What makes Bad Reputation unusual is the way it stacks contradictory notes and lets them fight. Cherry cola is sweet, almost childish, then leather arrives to rough it up. Hemp adds an herbal, green edge that keeps the sweetness from becoming cloying. Paper is the quiet structural element: dry, slightly austere, a reminder that this isn't a typical gourmand. The cannabis accord doesn't smell skunky or overwhelming. It's more like a background presence, the thing that gives the composition its subversive undertone without dominating. These materials don't usually share a pyramid. Sixteen92 put them together and trusted the tension.
The evolution
The opening hits cherry cola hard and fast, syrupy, bright, a little synthetic in the best way. Think glass bottle on a summer day, condensation running down your knuckles. For the first hour, the cola stays sweet while paper and cannabis arrive quietly, adding dryness and an herbal lift. The sweetness doesn't disappear, it softens. The cannabis accord becomes more apparent as the cola recedes, giving the composition a green, almost incense-like character. By the heart, leather takes over. The hemp anchors it with something resinous and warm. There's a nutty quality here, like the inside of a worn jacket pocket. The drydown is where Bad Reputation earns its name. Leather and smoke settle into something deep and persistent. The cannabis lingers.
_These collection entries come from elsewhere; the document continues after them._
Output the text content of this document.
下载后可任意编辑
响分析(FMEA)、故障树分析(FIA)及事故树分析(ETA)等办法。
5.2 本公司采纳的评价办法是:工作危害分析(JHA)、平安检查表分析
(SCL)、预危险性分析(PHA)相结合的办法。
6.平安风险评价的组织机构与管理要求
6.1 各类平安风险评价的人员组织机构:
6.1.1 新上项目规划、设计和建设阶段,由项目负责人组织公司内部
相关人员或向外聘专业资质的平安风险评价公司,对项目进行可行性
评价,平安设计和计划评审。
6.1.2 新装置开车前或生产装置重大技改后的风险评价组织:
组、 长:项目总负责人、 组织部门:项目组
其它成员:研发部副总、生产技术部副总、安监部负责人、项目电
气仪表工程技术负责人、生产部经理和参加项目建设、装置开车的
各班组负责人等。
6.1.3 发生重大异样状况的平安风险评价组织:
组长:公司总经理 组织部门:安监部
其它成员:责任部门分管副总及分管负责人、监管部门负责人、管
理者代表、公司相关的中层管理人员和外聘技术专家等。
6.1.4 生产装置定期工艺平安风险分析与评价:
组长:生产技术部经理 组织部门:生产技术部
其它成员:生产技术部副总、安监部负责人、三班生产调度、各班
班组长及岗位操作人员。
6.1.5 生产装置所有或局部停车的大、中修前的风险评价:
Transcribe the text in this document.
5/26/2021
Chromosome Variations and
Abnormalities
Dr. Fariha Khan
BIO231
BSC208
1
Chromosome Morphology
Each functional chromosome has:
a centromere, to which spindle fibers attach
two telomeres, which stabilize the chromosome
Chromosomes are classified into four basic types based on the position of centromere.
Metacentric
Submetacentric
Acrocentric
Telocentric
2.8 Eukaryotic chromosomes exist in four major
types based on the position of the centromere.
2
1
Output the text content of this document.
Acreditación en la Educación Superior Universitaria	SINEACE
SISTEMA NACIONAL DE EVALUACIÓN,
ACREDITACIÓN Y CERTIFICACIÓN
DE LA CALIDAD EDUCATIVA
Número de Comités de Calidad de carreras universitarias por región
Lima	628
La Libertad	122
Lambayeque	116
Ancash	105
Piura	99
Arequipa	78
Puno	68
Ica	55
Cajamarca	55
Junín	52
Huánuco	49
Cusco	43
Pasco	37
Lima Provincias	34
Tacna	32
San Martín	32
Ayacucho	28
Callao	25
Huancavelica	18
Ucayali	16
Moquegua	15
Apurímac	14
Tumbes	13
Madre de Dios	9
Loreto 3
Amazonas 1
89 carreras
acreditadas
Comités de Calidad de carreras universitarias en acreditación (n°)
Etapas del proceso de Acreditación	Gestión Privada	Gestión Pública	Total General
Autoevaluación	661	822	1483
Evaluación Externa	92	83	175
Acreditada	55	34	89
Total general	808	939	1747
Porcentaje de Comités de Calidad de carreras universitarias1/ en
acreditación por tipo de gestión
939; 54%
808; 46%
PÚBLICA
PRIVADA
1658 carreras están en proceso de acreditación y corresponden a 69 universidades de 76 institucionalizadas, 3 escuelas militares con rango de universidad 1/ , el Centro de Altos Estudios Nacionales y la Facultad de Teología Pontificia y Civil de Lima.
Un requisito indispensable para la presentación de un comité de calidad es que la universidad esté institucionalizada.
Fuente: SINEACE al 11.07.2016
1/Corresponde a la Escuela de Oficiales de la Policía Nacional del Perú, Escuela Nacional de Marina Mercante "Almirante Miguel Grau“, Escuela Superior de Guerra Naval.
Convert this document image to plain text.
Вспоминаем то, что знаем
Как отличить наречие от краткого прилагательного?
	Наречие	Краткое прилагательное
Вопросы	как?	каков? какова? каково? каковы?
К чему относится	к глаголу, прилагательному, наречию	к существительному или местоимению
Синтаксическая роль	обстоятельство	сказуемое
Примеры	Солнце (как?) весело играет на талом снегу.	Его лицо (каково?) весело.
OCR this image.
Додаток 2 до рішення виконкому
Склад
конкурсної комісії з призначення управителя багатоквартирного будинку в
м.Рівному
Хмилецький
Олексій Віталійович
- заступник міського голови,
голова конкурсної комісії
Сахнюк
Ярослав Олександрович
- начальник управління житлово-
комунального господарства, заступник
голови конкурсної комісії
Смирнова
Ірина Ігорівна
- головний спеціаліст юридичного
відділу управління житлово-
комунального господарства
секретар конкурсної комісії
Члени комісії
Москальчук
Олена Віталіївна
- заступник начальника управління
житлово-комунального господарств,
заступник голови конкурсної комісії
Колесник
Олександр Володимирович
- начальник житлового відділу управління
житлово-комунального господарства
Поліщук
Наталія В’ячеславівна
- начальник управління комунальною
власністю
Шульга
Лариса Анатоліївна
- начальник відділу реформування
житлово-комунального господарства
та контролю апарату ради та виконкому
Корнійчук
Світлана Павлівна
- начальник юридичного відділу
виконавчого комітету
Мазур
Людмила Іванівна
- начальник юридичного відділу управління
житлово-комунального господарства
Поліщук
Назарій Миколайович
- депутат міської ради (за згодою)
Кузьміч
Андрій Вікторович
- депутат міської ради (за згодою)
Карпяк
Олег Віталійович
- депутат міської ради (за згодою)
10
Paper stays dry, almost parchment-like. On skin, expect 4-6 hours with moderate sillage. On fabric, a leather jacket, a cotton tee, it lasts longer, the cherry note fading while the leather and cannabis become the story.
Cultural impact
Bad Reputation occupies a specific corner of fragrance culture: the intersection of punk reference and subcultural identity. The Joan Jett naming signals a deliberate rejection of mainstream fragrance conventions, cherry cola and leather isn't a combination that appears in mass-market perfumes. The Summer 1989 Mix Tape collection it belongs to trades in nostalgia for cassette culture and personal curation, a sensibility that resonates with the indie fragrance community. Wearers describe it as a conversation starter, the kind of scent that invites questions. Its cult status within Sixteen92's lineup suggests the brand found an audience that was waiting for exactly this combination.